There’s a bird feeder in my garden. I’ve had it for about a decade now – Ruth got it for me, I think, as a thirtieth birthday present – and it’s still going strong and mostly-intact, despite having been uprooted on several occasions to move house.
I like that I can see it from my desk.
This month, though, it lost a piece, when one of its seed cages was stolen in a daring daylight heist by a duo of squirrels who climbed up the (“climb-proof”) pole, hung upside-down from the hooks, and unscrewed the mechanism that held the feeder in place.

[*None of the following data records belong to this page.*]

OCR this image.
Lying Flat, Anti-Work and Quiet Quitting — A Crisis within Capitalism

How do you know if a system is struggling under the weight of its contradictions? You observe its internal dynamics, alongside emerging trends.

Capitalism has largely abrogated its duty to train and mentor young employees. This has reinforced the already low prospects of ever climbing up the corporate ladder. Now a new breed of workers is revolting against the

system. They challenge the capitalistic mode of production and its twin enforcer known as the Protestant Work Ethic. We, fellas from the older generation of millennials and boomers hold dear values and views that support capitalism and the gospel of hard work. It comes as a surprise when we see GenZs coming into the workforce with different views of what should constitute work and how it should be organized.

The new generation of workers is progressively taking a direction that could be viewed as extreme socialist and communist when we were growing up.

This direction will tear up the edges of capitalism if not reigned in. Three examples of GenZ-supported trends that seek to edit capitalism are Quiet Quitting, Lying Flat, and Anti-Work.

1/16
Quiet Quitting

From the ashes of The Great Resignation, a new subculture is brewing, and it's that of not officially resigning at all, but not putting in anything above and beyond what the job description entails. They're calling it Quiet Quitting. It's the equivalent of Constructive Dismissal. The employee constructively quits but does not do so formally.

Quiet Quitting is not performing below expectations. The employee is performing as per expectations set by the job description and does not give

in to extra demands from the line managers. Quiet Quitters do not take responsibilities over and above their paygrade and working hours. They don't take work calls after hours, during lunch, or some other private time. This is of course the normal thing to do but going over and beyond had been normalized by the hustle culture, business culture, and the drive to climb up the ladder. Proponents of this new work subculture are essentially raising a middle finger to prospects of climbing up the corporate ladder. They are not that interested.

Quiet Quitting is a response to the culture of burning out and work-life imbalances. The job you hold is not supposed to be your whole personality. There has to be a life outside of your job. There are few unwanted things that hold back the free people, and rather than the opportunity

Not content to merely pour out and devour the contents, the miscreants made off with the entire feeder cage. It hasn’t been seen since. I’ve scoured the lawn, checked behind the bushes, peered around bins and fence posts… it’s nowhere to be found. It’s driving me a little crazy that it’s vanished so-thoroughly.
I can only assume that the squirrels, having observed that the feeder would routinely be refilled once empty, decided that it’d be much more-convenient for them if it the feeder were closer to their home:
“Every time we steal the nuts in this cage, more nuts appear…”
“Yeah, it’s a magic cage. Everysquirrel knows that, Peanut!”
“…but we have to come all the way down here to eat them…”
“It’s a bit of a drag, isn’t it?”
“…so I’ve been thinking, Coco: wouldn’t it be easier if the cage was… in our tree?”
I like to imagine that the squirrels who live in whatever-tree the feeder’s now hidden in are in the process of developing some kind of cargo cult around it. Once a week, squirrels sit and pray at the foot of the cage, hoping to appease the magical god who refills it. Over time, only the elders will remember seeing the feeder ever being full, and admonish their increasingly-sceptical youngers ones to maintain their disciplined worship. In decades to come, squirrel archaeologists will rediscover the relics of this ancient (in squirrel-years) religion and wonder what inspired it.
Or maybe they dumped the feeder behind the shed. I’d better go check.